MR. T. L. CORBETT (Down, N.)

on behalf of the Ulster Party congratulated the hon. Member for East Down on the fair and generous spirit he had shown in withdrawing his opposition to the Bill. He hoped that that feeling would be reciprocated by the Nationalists when other Bills came before the House. The same spirit was not manifested a few weeks ago when a Bill vitally affecting the health of a district in Ireland was under consideration. Sanction to send that particular Bill to a Committee was then refused. It seemed very harsh treatment. The representatives of Ulster constituencies did not desire to inquire into the religion or politics of the people affected by the group of Bills now before the House. They only desired to do what was best for the district. By consenting to send these Bills to a Committee the Ulster Unionists were heaping coals of fire on the heads of hon. Members below the gangway. They had no desire to perpetuate the spirit shown by Nationalists a few weeks ago.
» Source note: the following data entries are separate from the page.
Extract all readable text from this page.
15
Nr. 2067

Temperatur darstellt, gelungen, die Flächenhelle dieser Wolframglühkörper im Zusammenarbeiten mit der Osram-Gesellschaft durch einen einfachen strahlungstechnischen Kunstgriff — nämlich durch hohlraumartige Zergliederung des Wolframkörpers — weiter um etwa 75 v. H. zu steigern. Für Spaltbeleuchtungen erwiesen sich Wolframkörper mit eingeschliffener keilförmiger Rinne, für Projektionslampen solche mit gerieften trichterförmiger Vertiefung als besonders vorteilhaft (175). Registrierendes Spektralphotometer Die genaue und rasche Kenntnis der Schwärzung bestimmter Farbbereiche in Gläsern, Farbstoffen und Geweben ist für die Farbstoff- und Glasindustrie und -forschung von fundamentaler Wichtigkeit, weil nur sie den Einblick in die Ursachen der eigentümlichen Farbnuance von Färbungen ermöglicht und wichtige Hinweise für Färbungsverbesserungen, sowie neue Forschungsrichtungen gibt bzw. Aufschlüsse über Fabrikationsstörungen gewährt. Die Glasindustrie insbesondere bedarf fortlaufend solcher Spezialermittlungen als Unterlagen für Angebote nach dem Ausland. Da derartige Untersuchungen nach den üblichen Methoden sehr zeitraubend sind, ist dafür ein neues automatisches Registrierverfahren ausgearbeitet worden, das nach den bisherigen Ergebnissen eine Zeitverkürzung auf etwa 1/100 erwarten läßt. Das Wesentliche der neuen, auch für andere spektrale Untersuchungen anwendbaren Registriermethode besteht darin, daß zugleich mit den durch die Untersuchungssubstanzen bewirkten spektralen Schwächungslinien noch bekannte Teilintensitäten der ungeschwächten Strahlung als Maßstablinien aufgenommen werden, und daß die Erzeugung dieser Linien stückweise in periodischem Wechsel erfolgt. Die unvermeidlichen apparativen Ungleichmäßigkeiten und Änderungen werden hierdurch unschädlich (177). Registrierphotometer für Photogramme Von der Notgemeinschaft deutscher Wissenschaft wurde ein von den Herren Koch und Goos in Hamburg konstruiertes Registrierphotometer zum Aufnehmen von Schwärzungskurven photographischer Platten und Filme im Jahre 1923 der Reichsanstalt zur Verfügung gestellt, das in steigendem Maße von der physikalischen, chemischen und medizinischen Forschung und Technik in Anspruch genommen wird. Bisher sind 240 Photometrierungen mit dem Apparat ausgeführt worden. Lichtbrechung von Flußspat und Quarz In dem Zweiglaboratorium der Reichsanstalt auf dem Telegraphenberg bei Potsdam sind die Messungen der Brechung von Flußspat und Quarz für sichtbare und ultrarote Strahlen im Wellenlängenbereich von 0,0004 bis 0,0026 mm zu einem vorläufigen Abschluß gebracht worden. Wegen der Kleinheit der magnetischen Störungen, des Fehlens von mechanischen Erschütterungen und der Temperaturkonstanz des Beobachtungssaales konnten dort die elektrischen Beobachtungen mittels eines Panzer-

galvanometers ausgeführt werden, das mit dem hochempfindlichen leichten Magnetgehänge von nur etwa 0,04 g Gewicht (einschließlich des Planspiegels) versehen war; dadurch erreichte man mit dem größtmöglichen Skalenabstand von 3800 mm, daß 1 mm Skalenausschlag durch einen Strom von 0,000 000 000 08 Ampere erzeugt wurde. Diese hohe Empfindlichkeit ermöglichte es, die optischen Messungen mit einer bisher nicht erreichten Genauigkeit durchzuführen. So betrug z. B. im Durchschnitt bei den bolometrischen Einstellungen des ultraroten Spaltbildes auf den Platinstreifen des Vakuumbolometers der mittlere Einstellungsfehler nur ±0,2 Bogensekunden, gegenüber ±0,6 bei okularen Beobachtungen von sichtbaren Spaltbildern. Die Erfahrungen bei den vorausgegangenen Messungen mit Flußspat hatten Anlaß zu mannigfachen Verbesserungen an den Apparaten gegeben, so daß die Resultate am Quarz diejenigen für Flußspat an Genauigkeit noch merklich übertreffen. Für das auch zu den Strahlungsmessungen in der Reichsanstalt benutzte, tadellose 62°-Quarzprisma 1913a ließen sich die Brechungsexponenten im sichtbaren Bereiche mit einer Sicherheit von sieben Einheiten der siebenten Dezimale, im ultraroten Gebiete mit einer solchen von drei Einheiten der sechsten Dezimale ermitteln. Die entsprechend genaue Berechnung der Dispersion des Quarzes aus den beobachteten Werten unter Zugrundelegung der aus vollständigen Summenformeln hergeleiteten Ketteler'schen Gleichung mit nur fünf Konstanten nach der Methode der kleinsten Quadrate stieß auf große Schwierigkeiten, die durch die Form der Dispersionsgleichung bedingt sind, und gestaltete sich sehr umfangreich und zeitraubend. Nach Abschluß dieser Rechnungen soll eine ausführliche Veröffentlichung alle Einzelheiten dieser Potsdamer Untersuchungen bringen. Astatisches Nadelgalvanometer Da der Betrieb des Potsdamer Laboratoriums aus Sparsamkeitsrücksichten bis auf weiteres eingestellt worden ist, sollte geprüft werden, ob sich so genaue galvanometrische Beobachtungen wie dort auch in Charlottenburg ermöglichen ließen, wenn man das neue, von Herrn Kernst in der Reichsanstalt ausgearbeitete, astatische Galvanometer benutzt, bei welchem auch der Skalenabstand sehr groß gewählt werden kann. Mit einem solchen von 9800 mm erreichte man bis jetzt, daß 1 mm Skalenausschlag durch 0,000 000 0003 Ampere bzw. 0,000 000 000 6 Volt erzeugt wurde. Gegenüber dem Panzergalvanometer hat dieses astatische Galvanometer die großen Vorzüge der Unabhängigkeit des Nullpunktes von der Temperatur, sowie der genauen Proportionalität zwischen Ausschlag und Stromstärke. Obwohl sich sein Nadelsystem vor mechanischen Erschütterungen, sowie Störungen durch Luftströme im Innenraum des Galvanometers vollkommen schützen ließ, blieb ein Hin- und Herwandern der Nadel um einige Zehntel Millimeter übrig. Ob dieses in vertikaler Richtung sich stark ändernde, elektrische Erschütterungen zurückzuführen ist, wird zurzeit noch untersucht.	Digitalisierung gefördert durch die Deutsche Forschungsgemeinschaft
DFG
MR. SHEEHAN (Cork County, Mid.)

said that all the interest he had in this matter was that a link should be made. For that reason he asked that these three Bills should be sent before a Committee. He did not think it was necessary for him to enter into a discussion as to the merits of the Bills, although it would be as easy for him to state his views as anyone in the Committee. His only desire was that these three Bills should be referred to a Committee.

MR. LONSDALE (Armagh, Mid.)

drew attention to the fact that all three Bills had the same object in view, and submitted that they ought to receive careful inquiry and consideration by a Select Committee. He had no doubt that they would be able to examine them in such a way that the best scheme would emerge.